Howling Wolf nodded and smiled again—though he understood only his name.

“Fighter, are you?” queried the cowboy, “Eat men up—hey?”

“How, how!” repeated the old man as pleasantly as he was able, though his eyes were growing stern.

“I’d like to hand him out a package just for luck. He’s too good-natured. What say?”

“Oh, come along Bill,” urged his companions. As they rode by the next wagon, wherein sat a younger man, Bill called out, “Get out o’ the road!”

“Go to hell!” replied the driver, Harry Turtle, a Carlisle student. “You are a big fool.”

Bill drew his revolver and spurred his horse against Harry’s off pony and bawled, “I’d cut your hide into strips for a cent!”

Harry rose in his wagon and uttered a cry of warning which stopped every team, and his eyes flamed in hot anger. “You go!” he said, “or we will kill you.” The cowboys drew off, Brindle Bill belching imprecations, but his companions were genuinely alarmed and rode between him and the wagons and in this way prevented an outbreak. Howling Wolf reproved young Turtle and said: “Do not make any reply to them.

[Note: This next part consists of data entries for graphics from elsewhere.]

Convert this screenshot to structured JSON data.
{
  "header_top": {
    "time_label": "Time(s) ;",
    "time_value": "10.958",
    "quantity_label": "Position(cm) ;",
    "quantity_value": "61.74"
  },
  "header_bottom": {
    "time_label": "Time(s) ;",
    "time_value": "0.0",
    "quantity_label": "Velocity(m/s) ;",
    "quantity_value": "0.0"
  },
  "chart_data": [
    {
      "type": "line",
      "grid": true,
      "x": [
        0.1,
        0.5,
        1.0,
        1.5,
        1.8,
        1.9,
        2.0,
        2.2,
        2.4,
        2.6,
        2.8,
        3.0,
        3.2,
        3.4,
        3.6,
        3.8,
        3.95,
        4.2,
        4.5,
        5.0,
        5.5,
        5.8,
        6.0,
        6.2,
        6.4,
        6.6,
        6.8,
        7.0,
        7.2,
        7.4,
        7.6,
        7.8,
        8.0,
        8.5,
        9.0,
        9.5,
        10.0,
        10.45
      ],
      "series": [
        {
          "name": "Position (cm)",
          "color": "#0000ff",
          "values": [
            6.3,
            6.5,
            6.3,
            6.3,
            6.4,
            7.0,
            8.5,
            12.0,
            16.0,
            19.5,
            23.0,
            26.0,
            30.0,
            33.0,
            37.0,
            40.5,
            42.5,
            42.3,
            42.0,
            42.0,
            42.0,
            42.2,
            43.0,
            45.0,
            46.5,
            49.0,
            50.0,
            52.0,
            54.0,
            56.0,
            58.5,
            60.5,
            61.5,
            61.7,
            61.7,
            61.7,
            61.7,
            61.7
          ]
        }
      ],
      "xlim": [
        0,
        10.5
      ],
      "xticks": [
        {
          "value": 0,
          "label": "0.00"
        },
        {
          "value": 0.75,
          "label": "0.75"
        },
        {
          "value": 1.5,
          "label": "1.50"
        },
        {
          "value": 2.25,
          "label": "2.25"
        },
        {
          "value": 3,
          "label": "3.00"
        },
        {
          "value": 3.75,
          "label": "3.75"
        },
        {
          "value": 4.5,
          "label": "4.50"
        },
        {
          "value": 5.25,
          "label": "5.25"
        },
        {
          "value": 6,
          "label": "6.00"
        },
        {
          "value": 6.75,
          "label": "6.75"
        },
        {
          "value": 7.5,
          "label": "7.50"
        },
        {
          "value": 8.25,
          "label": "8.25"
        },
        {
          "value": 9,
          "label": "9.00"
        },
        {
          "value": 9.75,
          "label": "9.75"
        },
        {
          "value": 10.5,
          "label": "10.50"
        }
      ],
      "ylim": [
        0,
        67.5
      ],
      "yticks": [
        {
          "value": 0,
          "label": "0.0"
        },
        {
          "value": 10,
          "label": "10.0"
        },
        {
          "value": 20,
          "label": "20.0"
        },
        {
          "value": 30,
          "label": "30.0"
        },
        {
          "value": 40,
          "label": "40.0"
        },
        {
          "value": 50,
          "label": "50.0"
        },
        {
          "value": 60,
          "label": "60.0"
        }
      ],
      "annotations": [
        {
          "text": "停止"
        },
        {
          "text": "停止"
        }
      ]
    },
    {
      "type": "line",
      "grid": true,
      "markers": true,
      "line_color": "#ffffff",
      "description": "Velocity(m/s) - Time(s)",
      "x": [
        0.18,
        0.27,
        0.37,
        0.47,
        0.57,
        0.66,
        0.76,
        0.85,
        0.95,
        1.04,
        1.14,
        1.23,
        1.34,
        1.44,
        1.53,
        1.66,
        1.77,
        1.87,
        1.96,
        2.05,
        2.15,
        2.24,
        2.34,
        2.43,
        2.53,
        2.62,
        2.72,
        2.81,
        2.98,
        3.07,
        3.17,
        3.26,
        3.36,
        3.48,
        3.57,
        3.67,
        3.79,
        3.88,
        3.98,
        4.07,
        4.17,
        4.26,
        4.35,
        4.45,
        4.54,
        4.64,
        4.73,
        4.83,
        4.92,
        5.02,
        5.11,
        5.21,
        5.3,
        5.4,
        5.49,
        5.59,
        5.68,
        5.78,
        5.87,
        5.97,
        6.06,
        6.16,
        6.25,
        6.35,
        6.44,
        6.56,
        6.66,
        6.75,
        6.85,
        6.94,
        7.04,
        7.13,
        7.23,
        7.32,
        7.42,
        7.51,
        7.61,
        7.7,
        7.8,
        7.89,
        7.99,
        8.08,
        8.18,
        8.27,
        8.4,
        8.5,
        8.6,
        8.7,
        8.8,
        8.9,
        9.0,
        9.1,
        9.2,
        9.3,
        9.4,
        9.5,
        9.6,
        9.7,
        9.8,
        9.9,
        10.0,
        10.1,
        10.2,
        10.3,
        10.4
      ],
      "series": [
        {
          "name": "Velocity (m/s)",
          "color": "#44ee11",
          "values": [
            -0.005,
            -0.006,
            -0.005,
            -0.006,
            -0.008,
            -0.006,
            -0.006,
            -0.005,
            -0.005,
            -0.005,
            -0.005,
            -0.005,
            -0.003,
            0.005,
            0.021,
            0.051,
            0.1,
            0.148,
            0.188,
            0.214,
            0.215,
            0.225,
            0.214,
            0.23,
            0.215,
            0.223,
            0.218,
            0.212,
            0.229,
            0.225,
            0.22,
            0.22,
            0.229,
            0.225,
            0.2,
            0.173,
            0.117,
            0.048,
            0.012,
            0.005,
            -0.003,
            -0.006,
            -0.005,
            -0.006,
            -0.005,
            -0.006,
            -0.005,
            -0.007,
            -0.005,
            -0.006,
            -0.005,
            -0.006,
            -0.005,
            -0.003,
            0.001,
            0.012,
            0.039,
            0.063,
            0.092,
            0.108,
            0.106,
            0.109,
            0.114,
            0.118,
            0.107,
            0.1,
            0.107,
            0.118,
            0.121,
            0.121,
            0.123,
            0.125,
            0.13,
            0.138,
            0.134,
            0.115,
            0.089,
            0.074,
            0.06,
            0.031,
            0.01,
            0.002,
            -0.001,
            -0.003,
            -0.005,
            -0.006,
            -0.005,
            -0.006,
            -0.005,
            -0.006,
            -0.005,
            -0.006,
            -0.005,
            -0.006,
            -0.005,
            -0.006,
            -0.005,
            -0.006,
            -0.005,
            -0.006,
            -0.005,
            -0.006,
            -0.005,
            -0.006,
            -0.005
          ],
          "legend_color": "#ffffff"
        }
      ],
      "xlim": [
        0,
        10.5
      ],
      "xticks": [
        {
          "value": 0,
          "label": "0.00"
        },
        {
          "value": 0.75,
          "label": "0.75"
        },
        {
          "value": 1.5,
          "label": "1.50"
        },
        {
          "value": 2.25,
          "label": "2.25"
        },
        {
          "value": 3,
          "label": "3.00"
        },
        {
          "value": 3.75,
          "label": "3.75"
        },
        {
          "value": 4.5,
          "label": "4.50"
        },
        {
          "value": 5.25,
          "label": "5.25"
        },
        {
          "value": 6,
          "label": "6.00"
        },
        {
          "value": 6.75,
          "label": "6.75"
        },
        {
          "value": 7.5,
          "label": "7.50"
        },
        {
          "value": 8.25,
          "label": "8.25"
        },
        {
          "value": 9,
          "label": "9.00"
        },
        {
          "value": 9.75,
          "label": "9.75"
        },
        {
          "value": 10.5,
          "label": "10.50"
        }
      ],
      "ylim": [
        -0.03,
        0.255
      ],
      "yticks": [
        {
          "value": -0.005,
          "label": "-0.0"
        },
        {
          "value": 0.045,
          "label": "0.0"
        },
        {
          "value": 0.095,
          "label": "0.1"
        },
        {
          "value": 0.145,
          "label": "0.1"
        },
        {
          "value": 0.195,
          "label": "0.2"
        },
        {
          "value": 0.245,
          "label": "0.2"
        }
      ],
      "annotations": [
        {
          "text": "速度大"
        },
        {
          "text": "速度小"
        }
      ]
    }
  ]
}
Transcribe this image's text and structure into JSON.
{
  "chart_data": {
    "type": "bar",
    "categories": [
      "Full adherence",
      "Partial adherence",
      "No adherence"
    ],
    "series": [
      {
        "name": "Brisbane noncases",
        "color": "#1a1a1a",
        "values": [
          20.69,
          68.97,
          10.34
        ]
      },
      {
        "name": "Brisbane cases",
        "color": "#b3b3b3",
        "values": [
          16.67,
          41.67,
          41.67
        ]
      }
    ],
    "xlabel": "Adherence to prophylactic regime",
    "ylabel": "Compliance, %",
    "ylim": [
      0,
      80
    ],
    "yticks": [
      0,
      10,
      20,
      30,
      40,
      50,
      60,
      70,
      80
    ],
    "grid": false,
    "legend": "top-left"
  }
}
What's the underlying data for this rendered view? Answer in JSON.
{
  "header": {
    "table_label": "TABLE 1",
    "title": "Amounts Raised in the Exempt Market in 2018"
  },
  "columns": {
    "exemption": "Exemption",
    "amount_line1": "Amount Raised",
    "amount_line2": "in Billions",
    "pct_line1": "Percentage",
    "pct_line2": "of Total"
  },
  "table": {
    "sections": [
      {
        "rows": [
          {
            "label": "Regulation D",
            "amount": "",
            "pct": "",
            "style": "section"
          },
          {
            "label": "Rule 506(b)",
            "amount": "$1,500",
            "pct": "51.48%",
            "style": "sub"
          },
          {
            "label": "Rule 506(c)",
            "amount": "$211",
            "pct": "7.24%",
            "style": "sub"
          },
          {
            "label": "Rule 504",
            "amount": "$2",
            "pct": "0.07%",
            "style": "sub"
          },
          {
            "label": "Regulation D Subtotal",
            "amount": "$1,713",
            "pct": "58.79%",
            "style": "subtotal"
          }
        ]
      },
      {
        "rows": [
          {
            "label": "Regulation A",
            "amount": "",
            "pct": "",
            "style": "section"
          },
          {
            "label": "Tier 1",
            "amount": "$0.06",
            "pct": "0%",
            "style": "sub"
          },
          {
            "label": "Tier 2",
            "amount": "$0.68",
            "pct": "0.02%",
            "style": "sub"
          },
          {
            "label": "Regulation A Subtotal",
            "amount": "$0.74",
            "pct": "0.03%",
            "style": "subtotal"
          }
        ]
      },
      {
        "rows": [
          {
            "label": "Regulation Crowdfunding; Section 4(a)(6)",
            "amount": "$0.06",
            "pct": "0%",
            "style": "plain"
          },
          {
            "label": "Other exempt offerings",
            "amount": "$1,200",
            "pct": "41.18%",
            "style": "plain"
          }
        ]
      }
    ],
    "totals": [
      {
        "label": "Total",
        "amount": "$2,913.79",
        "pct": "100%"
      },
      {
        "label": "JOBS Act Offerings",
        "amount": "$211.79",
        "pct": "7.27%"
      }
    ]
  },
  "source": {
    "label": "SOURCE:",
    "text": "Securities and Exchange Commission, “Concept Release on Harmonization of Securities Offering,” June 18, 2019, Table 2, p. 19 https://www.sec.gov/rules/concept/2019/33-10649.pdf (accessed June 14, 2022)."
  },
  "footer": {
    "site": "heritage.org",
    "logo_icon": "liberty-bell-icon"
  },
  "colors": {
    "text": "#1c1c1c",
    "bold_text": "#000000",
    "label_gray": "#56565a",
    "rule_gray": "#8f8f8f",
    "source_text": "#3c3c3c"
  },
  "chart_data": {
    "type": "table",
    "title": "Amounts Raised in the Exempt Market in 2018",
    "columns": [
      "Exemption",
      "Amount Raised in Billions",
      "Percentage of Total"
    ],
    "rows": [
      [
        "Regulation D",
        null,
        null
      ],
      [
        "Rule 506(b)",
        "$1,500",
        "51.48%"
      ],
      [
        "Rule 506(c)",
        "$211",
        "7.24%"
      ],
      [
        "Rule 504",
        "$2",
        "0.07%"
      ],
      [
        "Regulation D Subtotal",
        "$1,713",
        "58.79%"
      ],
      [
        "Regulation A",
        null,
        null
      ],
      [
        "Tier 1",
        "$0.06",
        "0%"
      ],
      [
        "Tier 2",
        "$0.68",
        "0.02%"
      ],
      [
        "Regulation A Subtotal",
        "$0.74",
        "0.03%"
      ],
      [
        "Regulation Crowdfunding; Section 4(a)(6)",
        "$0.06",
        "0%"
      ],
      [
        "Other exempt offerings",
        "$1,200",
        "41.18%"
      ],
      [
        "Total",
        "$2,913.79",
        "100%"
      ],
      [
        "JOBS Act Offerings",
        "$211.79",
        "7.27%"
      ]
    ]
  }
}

We must be careful not to anger the white men.”

They reached the railway safely and, having unloaded their freight, went into camp about a half mile from the town on the river flat beneath some cottonwood trees.

To every white man that spoke to him Howling Wolf replied pleasantly and was very happy to think he was serving the agent and also earning some money. The citizens were generally contemptuous of him, and some of them refused his extended hand, but he did not lay that up against them. It had been long since he had seen a white man’s town and he was vastly interested in everything. He was amazed at the stores of blankets and saddles and calico which he saw. He looked at the gayly painted wagons with envy, for he had no wagon of his own and he saw that to travel on the white man’s road a wagon was necessary. He looked at harnesses also with covetous eyes. Every least thing had value to him, the pictures on the fences, on the peach cans, on the tobacco boxes, the pumps, the horse troughs and fountains—nothing escaped his eager eyes. He was like a boy again.